Una vez despedido el contingente y suficientemente alertado respecto del sendero a tomar durante el trámite de regreso al cuartel, todos ellos muy bien consustanciados en consideración con la seguridad y atención en las calles y avenidas, la pareja y la empleada quedaron en resguardo de las nuevas incorporaciones al clan, quienes por supuesto, sin reparo alguno respecto del cambio acreditado, permanecían dormidas y abstraídas de las profundas novedades y experiencias que se desplegarían en aquel núcleo de hondos y vívidos caracteres idílicos en el que se había transformado de repente la preciada conjunción entre aquellos cinco integrantes.

Después de que cada uno de los recién nacidos fuera albergado y cobijado en su respectivo moisés, monitoreados agudamente por las miradas de los tres adultos, quienes en cuclillas alrededor de las canastas observaban impávidos ese milagro, Magda intentó vaciar en su marido una duda repentina. ¿Qué nombres tienen Adolfo?, le semblanteó a boca de jarro ¡Porque tienen nombres! ¿No?

 El capitán, todavía agazapado y abstraído con la vista puesta alternativamente en cada uno de los niños, dirigió sus ojos con tono enérgico hacia su mujer en un intento casi procaz de refrenar o enmudecer una pregunta que en medio del ambiente se adivinó de inmediato indispuesta e indiscreta.

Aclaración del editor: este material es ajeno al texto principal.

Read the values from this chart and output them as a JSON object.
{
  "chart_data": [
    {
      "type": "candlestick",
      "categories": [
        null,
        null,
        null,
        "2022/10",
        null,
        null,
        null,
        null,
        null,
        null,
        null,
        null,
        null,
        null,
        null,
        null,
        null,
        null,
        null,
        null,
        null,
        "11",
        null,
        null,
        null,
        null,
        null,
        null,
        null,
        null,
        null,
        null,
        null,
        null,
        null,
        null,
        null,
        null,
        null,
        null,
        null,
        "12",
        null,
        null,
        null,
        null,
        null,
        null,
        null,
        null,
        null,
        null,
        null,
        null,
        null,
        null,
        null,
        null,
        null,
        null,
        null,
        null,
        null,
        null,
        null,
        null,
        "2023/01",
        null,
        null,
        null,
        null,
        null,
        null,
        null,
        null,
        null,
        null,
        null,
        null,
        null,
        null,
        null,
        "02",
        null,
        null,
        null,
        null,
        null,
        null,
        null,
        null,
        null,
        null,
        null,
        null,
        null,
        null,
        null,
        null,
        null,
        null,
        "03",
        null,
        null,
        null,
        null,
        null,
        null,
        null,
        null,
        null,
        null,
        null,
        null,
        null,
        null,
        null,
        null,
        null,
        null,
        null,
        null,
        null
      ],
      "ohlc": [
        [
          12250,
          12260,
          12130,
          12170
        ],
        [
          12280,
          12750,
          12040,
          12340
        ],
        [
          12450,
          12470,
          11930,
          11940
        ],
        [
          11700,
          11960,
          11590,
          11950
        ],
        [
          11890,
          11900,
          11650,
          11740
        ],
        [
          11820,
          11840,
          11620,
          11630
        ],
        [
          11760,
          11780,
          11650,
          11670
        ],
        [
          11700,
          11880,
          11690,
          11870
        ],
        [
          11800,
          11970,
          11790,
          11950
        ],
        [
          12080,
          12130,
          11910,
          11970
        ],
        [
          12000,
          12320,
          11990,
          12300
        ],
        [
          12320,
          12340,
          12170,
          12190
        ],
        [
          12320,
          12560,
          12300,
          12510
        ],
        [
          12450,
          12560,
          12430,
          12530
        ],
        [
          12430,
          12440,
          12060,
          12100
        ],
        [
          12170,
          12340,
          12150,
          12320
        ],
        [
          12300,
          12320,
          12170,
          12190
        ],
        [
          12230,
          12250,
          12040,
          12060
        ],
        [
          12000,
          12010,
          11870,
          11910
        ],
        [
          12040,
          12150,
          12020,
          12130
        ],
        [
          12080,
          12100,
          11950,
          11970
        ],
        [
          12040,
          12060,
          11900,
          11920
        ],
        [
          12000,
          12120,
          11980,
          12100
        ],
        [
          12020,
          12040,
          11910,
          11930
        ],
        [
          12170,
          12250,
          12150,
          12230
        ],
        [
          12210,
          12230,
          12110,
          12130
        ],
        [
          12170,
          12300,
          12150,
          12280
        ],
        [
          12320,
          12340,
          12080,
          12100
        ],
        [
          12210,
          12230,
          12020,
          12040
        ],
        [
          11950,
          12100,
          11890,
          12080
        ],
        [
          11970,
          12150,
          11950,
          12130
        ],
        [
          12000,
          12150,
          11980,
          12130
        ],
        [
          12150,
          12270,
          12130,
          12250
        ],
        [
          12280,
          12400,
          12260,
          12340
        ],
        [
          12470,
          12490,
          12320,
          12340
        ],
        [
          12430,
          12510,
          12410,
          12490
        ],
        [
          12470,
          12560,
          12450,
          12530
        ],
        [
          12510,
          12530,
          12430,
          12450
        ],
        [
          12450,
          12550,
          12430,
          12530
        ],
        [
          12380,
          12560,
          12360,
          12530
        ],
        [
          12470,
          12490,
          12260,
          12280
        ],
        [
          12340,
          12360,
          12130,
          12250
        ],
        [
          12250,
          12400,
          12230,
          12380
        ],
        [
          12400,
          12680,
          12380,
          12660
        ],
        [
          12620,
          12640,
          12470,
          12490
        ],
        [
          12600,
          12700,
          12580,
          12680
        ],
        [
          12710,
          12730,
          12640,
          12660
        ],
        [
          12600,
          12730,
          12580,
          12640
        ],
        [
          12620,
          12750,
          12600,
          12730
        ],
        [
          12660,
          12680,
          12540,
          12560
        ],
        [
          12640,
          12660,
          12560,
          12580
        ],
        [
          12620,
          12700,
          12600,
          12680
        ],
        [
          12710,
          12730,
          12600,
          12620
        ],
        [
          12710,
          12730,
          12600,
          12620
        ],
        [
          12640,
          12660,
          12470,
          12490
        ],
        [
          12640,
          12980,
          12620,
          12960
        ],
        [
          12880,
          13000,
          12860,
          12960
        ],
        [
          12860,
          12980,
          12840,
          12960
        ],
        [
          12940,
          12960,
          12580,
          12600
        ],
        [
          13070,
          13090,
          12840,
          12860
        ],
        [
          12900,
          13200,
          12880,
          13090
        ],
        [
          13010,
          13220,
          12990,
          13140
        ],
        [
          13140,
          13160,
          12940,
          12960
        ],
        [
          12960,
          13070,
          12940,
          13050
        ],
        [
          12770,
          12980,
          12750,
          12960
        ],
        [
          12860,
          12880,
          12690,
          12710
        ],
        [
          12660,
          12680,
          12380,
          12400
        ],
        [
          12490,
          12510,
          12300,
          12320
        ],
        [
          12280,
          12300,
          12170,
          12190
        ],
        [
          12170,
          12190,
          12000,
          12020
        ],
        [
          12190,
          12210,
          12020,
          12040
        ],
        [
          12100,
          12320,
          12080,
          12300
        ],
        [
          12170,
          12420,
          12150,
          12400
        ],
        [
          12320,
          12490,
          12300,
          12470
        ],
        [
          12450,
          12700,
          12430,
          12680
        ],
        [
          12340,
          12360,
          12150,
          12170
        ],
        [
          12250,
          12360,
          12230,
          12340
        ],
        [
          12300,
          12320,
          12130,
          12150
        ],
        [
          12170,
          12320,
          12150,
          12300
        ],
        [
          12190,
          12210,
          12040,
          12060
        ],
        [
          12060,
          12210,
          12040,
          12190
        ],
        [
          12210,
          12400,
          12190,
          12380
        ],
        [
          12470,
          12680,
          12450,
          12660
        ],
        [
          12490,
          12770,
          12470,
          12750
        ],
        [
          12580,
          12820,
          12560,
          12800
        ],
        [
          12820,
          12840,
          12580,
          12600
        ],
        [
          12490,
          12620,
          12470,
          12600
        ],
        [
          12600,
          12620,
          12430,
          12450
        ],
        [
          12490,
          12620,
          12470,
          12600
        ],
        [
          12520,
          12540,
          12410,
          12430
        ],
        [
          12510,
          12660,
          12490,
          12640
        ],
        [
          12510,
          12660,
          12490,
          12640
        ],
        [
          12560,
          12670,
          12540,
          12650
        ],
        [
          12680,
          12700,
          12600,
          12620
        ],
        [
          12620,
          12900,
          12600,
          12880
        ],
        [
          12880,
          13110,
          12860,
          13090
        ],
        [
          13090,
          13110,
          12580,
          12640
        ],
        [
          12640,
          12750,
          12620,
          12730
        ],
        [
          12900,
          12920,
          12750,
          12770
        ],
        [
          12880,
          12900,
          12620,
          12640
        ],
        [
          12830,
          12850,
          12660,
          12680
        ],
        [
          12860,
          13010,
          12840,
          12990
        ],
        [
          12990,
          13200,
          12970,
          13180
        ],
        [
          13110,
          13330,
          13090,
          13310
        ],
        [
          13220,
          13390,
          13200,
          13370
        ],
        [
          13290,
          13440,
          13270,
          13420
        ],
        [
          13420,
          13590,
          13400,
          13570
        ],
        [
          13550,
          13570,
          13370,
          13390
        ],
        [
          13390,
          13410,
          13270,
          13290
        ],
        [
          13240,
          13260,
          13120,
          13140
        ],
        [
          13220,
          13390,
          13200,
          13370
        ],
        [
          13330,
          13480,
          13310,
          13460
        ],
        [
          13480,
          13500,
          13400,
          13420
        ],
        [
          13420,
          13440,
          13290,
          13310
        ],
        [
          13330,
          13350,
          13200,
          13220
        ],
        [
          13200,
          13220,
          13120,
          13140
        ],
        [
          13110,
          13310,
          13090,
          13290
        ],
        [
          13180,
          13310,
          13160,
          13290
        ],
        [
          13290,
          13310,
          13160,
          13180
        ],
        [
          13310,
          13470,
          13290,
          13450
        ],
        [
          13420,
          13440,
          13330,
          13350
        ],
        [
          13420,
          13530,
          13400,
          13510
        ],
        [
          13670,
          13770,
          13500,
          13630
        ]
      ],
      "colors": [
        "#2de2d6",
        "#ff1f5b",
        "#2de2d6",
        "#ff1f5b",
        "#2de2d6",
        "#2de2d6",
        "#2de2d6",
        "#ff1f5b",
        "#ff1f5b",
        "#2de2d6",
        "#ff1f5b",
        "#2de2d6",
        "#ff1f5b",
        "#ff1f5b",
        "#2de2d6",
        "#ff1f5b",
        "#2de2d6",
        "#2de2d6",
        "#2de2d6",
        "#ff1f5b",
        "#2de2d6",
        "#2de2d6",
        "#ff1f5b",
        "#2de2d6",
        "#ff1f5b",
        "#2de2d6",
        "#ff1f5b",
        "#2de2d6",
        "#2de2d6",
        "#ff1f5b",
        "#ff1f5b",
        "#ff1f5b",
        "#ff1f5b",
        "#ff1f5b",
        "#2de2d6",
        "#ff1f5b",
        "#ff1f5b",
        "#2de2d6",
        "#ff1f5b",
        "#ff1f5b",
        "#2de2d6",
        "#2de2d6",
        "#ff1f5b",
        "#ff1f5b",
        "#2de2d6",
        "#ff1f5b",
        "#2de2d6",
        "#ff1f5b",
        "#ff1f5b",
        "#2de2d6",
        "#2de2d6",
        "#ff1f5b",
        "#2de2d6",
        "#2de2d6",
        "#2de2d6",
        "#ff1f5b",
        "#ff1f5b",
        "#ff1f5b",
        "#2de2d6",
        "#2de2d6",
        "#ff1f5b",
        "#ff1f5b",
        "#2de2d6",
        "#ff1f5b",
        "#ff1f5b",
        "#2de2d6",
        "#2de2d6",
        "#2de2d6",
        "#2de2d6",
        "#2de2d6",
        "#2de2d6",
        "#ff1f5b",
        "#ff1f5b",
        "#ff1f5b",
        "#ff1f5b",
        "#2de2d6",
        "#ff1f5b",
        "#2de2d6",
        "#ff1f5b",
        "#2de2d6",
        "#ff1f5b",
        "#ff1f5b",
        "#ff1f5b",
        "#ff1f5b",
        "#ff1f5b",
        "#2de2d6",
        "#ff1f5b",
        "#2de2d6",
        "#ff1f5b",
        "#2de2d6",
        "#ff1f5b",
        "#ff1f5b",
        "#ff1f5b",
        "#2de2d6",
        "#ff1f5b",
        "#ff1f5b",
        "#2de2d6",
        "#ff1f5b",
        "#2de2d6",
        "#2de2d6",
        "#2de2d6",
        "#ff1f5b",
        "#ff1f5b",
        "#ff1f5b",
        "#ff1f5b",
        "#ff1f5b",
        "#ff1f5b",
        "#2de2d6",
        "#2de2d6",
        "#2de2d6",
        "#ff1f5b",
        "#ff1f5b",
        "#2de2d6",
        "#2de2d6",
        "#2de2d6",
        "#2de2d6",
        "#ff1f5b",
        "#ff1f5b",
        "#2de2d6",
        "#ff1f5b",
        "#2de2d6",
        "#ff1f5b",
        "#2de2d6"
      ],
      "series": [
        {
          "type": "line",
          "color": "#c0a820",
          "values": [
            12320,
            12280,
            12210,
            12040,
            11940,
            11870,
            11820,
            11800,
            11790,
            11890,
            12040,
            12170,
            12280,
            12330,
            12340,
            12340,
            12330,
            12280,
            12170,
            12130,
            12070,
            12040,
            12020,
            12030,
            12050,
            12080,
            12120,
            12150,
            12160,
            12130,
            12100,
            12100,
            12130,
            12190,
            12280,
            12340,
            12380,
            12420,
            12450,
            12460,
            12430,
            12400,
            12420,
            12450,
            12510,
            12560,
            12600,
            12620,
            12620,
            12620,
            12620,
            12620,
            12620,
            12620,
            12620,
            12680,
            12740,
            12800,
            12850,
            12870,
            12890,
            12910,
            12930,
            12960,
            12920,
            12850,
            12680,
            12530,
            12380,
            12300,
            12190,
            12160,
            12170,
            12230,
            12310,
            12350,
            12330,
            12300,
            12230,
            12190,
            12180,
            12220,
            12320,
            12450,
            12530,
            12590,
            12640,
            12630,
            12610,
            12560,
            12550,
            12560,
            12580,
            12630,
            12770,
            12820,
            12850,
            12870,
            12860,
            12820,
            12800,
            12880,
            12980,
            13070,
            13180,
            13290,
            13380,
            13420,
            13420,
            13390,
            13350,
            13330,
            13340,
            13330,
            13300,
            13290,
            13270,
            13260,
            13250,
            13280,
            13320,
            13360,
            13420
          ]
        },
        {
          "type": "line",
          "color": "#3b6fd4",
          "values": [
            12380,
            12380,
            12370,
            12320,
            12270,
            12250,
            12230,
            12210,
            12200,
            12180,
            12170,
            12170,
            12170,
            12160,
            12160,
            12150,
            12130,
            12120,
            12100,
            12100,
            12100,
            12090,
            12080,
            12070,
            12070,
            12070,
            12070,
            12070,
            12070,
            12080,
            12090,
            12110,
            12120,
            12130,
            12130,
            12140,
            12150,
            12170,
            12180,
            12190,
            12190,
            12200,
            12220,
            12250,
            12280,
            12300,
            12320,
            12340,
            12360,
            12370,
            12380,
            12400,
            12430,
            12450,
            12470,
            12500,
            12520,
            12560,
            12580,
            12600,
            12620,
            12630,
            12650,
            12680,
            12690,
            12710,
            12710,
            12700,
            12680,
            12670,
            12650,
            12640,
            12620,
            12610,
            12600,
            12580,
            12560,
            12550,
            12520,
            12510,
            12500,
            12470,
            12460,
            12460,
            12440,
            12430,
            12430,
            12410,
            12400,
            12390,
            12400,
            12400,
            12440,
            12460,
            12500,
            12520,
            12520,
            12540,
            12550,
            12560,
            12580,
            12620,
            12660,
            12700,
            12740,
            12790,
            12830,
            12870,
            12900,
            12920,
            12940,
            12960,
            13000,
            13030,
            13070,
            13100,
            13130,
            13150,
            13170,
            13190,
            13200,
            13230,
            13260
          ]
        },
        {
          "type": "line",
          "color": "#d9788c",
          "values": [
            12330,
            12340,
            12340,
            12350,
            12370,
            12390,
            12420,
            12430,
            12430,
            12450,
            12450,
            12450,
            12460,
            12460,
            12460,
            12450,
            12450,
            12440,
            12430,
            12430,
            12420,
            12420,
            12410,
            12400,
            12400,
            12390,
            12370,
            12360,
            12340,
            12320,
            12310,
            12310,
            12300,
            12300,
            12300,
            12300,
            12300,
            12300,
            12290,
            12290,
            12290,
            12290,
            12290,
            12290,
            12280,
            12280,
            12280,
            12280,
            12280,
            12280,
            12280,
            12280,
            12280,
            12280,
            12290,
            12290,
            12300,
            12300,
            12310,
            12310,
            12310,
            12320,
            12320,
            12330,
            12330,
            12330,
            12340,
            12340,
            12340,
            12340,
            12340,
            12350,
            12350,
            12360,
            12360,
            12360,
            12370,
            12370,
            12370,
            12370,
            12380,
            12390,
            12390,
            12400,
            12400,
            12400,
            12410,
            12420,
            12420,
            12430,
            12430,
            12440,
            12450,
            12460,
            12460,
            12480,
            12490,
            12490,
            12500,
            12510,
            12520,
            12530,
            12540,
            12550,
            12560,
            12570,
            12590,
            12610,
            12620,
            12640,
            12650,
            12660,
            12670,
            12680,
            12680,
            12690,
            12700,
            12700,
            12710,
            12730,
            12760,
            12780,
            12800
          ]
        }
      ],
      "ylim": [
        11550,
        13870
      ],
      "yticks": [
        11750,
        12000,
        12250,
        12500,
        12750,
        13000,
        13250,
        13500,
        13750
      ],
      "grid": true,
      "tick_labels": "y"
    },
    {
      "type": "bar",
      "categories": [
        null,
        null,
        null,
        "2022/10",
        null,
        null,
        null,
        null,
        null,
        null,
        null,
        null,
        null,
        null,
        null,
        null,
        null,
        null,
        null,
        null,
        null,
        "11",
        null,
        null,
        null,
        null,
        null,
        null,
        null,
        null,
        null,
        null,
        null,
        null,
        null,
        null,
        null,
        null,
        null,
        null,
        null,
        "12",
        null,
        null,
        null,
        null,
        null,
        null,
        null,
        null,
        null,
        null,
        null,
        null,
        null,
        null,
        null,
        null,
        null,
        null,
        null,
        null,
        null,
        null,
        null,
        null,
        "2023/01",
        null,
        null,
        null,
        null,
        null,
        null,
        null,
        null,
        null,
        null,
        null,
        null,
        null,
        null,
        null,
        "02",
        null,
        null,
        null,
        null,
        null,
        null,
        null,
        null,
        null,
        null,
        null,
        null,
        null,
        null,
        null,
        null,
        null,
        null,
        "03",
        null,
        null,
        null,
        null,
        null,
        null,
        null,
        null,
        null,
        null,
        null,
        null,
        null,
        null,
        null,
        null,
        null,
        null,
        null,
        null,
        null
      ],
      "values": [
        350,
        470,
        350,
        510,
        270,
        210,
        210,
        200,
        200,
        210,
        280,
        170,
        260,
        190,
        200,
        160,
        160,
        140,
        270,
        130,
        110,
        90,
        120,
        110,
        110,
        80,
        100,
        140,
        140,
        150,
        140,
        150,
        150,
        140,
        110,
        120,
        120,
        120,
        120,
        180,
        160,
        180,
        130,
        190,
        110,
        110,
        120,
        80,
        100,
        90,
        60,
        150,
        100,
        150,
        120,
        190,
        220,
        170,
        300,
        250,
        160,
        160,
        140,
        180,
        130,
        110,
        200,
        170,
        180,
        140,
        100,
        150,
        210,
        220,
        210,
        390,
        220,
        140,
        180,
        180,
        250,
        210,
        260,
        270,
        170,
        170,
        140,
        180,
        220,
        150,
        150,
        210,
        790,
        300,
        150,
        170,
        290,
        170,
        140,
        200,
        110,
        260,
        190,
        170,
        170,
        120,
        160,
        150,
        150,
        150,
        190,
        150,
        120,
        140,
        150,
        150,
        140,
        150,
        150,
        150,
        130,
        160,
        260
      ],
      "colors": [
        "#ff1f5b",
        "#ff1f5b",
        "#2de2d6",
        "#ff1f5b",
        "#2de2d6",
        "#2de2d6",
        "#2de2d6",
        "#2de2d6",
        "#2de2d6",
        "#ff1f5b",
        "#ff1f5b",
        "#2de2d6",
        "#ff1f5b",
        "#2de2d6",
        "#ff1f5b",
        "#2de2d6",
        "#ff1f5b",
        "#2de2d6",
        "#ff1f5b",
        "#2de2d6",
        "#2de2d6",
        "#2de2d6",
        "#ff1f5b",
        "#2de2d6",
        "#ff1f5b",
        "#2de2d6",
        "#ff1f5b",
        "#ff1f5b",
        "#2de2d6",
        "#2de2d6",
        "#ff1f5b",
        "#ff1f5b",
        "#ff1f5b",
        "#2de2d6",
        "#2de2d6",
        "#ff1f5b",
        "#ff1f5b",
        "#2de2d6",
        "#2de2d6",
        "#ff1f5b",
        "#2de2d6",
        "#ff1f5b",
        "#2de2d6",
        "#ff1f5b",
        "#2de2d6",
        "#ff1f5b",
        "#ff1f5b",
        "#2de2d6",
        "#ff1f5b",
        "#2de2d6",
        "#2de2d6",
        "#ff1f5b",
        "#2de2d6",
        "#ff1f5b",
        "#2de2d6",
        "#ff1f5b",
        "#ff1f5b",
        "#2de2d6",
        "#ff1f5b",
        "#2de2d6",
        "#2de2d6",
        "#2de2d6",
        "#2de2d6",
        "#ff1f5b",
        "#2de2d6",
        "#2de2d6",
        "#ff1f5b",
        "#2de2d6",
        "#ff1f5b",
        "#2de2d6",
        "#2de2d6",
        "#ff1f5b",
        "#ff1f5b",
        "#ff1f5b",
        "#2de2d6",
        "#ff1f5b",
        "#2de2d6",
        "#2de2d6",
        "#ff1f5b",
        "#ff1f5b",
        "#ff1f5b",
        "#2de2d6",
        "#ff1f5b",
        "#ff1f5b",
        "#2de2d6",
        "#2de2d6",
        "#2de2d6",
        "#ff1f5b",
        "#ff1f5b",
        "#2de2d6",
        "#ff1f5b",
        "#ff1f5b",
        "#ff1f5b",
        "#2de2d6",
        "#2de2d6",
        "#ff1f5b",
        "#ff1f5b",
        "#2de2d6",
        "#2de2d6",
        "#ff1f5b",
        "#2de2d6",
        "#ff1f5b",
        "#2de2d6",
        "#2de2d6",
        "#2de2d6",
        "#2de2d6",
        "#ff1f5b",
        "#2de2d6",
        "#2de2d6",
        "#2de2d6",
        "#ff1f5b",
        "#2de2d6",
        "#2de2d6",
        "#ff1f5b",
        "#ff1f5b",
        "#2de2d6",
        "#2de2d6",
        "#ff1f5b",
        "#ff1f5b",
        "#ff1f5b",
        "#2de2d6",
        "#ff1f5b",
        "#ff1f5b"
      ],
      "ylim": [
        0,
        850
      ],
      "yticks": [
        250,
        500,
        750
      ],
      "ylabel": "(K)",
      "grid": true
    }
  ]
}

Pero repentinamente contenido de su impulso instintivo e inconveniente orientó su atención hacia el rostro de Elvira, quien no era más que una simple participante profana de aquella mascarada y que también permanecía acurrucada, hincada con toda su humanidad dispuesta en medio de ambos cónyuges.

Entonces, recuperando la calma y rotando en forma reiterada su mirada hacia una y otra mujer, quienes por cierto casi intimidadas esperaban diligentes una contestación efectiva del oficial, ensayó una respuesta que le surgió espontánea, justa y necesaria para alguien como él, que sabiéndose asimismo un hombre cabal de muy pocas pero certeras y decididas palabras, contestó de inmediato. ¿Los nombres?…¡Los tenemos que elegir!